The disorder symptoms of the patients were assessed both before and after this phase.

After this, all the participants were sent to a 12 month maintenance phase, wherein stimulation was resumed.

They were then evaluated at three-month intervals.

Obsessive compulsive symptoms of the participants were ranked on a scale of zero to 40; patients were classified as responding to treatment if they had a score decrease of at least 35 percent.

Revelations of the study
The average score among the participants decreased from 33.7 to 18.0, that is, 46 percent.

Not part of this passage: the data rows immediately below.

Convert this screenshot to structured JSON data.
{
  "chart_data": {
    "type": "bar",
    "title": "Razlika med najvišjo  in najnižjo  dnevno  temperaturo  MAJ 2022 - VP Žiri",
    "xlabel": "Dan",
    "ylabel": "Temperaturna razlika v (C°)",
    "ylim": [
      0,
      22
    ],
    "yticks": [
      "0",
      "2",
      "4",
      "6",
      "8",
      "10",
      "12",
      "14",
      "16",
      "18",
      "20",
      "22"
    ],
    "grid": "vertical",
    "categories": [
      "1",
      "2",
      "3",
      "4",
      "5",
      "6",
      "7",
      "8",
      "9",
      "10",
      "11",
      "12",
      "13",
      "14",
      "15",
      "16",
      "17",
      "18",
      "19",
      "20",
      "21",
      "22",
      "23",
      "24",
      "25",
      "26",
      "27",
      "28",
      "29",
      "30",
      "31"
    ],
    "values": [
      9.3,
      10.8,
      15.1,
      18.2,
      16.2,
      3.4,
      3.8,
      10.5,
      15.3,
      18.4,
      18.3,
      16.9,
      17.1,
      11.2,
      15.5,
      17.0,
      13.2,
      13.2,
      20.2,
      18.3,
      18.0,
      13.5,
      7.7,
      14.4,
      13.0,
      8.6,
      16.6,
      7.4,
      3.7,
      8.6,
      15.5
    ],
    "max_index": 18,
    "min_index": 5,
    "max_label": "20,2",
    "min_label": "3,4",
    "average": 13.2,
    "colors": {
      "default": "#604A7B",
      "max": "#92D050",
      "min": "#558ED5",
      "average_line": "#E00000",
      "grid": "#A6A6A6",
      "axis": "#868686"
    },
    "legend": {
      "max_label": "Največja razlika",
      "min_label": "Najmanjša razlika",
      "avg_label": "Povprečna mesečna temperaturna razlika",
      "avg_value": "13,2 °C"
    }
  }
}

Among the nine patients classified as responders, scores decreased by an average of 23.7, or 72 percent, researchers revealed.

"Anxiety and depressive symptoms decreased by half.

"The surgical procedure and stimulation were well tolerated. Permanent adverse events were limited to mild forgetfulness and word-finding problems," wrote the authors.

During the double-blind phase of the study, in which 14 patients participated, the average difference in score between those receiving active stimulation and those receiving false stimulation was found to be 8.3, or 25 percent.

The improvements observed in the open phase were sustained over the 12-month maintenance phase.

The findings were published in the 'Archives of General Psychiatry,' one of the JAMA/Archives journals.